Кирк сжал кулаки, пытаясь понять, куда они едут и где его мать, а машина бесшумно катилась сквозь ночной город в неизвестном направлении.
* * *
Арлин лежала на деревянном полу, окровавленная, истерзанная и избитая. Она не могла двигаться – ноги были пригвождены к полу, сломанные руки бессильно лежали вдоль туловища. Еще никогда в жизни она не испытывала такой дикой боли – в какой-то момент даже потеряла сознание, – но сейчас вся оцепенела, организм не выдержал невероятной жестокости, и способность что-либо ощущать отключилась. Сексуальные требования Стивена становились все более извращенными и опасными, и тем не менее она оказалась совершенно не готова к тому, что произошло сегодня вечером, к той звериной жестокости, с которой муж набросился на нее.
И к его необъяснимой отчужденности и равнодушию.

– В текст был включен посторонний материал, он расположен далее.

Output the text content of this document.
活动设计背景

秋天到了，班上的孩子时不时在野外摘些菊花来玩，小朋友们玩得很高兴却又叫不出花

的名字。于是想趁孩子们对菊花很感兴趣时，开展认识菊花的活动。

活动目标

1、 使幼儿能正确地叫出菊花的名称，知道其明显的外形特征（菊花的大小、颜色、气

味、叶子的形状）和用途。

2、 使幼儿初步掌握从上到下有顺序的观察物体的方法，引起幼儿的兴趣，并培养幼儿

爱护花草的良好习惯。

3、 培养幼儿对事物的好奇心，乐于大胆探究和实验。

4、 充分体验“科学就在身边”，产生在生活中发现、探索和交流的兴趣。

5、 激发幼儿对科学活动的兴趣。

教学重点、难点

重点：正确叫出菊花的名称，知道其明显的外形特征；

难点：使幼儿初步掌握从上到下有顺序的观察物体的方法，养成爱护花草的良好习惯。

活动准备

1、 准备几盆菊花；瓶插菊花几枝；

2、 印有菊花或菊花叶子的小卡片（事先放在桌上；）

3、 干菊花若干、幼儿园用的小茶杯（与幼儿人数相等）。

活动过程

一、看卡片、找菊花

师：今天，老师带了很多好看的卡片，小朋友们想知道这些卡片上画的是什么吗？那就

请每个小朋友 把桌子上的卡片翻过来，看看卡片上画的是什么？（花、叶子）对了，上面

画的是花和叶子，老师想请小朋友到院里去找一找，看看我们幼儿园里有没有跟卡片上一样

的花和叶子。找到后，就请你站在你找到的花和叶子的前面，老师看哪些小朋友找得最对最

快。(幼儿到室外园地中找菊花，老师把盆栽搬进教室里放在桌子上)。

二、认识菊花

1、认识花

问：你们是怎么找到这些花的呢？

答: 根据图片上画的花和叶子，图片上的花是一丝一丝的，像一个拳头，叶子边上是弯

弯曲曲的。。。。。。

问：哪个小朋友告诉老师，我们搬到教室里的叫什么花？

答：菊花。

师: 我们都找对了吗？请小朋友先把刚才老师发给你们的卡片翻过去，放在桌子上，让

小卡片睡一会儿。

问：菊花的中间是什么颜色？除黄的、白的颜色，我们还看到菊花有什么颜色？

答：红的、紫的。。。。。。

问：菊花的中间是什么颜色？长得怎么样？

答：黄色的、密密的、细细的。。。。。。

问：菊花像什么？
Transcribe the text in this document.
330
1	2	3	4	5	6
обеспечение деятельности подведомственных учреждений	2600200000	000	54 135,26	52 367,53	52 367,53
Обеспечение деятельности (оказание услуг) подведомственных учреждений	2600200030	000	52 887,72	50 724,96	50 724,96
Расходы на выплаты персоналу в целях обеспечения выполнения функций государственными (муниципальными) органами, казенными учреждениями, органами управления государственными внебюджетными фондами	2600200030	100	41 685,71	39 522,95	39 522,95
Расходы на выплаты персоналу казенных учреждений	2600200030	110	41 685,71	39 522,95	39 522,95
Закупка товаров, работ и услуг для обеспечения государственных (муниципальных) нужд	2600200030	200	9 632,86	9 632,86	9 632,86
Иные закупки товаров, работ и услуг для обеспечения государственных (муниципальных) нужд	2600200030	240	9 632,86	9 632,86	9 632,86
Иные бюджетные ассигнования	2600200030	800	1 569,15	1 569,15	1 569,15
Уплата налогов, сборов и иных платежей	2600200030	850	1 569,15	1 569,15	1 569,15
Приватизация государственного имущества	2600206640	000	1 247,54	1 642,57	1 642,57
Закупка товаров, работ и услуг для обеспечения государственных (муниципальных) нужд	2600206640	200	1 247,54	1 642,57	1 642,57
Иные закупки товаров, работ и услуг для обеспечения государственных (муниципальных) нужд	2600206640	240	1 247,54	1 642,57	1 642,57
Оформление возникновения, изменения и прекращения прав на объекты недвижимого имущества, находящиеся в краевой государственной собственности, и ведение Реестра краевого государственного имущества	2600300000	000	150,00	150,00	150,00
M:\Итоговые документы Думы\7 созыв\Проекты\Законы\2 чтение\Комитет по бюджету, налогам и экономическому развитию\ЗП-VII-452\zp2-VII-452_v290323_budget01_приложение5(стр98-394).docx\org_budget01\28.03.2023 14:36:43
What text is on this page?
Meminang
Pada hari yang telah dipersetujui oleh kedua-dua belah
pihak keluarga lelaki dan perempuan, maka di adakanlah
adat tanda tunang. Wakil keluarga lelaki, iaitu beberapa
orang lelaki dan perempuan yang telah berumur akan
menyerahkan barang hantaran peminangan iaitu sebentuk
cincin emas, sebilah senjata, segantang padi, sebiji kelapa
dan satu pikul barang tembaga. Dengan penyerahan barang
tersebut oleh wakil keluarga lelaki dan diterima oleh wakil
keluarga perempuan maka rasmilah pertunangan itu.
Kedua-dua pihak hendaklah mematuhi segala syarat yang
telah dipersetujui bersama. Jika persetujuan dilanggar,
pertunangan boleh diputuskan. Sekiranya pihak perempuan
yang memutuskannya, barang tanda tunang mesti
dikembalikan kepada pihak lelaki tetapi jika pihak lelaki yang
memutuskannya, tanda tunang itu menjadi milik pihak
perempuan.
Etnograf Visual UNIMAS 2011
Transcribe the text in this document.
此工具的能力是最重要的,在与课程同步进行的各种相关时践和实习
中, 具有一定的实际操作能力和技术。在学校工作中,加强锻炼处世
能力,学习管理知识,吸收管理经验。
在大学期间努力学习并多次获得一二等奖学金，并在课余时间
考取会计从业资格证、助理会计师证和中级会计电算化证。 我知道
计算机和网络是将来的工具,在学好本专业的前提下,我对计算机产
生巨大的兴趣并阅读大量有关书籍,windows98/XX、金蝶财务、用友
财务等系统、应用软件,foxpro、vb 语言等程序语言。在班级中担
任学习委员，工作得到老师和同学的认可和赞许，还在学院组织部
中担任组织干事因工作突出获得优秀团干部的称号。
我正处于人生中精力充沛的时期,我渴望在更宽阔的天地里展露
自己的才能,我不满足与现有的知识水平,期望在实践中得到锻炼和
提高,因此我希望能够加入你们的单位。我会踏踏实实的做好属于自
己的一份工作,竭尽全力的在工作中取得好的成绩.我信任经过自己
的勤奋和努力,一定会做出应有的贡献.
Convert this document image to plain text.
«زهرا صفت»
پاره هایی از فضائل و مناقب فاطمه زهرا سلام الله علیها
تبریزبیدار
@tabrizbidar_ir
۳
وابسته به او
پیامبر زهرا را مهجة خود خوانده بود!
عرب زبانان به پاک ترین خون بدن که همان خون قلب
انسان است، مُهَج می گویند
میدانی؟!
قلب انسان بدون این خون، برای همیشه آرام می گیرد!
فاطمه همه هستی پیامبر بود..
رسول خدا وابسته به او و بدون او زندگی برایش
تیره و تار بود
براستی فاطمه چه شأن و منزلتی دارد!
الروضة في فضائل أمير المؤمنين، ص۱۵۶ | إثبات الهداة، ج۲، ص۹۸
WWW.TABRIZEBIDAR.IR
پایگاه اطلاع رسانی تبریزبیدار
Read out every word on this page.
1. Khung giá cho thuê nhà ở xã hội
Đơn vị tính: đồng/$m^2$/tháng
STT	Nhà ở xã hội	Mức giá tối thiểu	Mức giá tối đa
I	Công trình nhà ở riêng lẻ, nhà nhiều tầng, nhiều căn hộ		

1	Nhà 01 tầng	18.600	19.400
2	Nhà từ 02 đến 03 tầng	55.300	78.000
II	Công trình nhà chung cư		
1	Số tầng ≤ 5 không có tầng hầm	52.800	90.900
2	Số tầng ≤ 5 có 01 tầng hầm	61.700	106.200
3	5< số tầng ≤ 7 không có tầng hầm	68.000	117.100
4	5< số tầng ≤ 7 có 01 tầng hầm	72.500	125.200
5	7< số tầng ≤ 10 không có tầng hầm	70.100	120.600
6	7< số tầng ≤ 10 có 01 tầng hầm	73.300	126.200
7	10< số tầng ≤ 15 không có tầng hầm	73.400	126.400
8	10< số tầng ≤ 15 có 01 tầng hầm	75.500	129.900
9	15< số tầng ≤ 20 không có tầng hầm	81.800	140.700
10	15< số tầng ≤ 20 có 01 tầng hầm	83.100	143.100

Интересно, где он сейчас и намеревается ли вернуться домой? Она боялась, что он отправился к Кирку, что причинит зло ее сыну.
Какого черта она вернулась из Парижа? Надо было остаться там. Ведь где-то в глубине души Арлин понимала, что этим все и кончится – она отправилась в эту поездку именно из-за поселившегося в ней страха; правда, женщина все еще отказывалась признаться себе в этом. Да и, кроме того, она ведь вернулась к сыну. Она соскучилась по нему.
И помимо всего прочего, она за него боялась, хотя даже в мыслях не решалась себе в этом признаться.
Арлин подавилась – во рту у нее остался клок шерсти Стивена. Женщина быстро повернула голову набок, пытаясь выплюнуть его и боясь захлебнуться, если ее вырвет. Даже это едва заметное движение вызвало боль, которая молнией пронзила ее онемевшее было тело и прострелила до самого паха. Мочевой пузырь непроизвольно сработал.
В сотый раз Арлин попыталась придумать, как ей добраться до телефона. Если б только она держала мобильный при себе, а не в сумочке… Но это было невозможно – ведь муж напал на нее, когда она спала. Он буквально сорвал ее с постели и бросил на пол. С радостными воплями поливал ее лицо своей мочой, прыгал и топтался по ее рукам. Сопротивляться не было возможности, и хотя Арлин понимала, что повторяет извечную мантру изнасилованных женщин о том, что она жертва и что ее вины в произошедшем нет, это действительно было именно так, и ее эта цивилизованная банальность даже несколько успокаивала.
Внизу раздался шум.
Голоса.
Голос Стивена и чей-то еще.
Кирка?
Арлин постаралась позвать его, попыталась закричать, но из ее ободранного горла раздался только дребезжащий хрип. Сердце ее учащенно забилось, но от этого кровь стала лишь быстрее вытекать из ее измученного тела. Она чувствовала, как кровь сочится между ног, вытекает из порезов и укусов, покрывавших все тело, вытекает в унисон с пульсом, бьющимся у нее в голове. Арлин никогда не испытывала иллюзий насчет того, какая она мать. Она знала, что слишком эгоцентрична, чтобы стать хорошей родительницей. Но, несмотря на все свои ошибки, она искренне любила Кирка, и мысль о нем заставила ее немного приподнять голову – на дюйм, или два, или три, – а потом удариться головой об пол. Внутри у нее раздался оглушительный звук удара, но она сомневалась, что звук и в самом деле достаточно сильный, поэтому попыталась поднять голову еще раз, уже повыше, чтобы звук получился громче. Она должна предупредить Кирка, чтобы тот насторожился и, поняв, что она здесь, не позволил захватить себя врасплох.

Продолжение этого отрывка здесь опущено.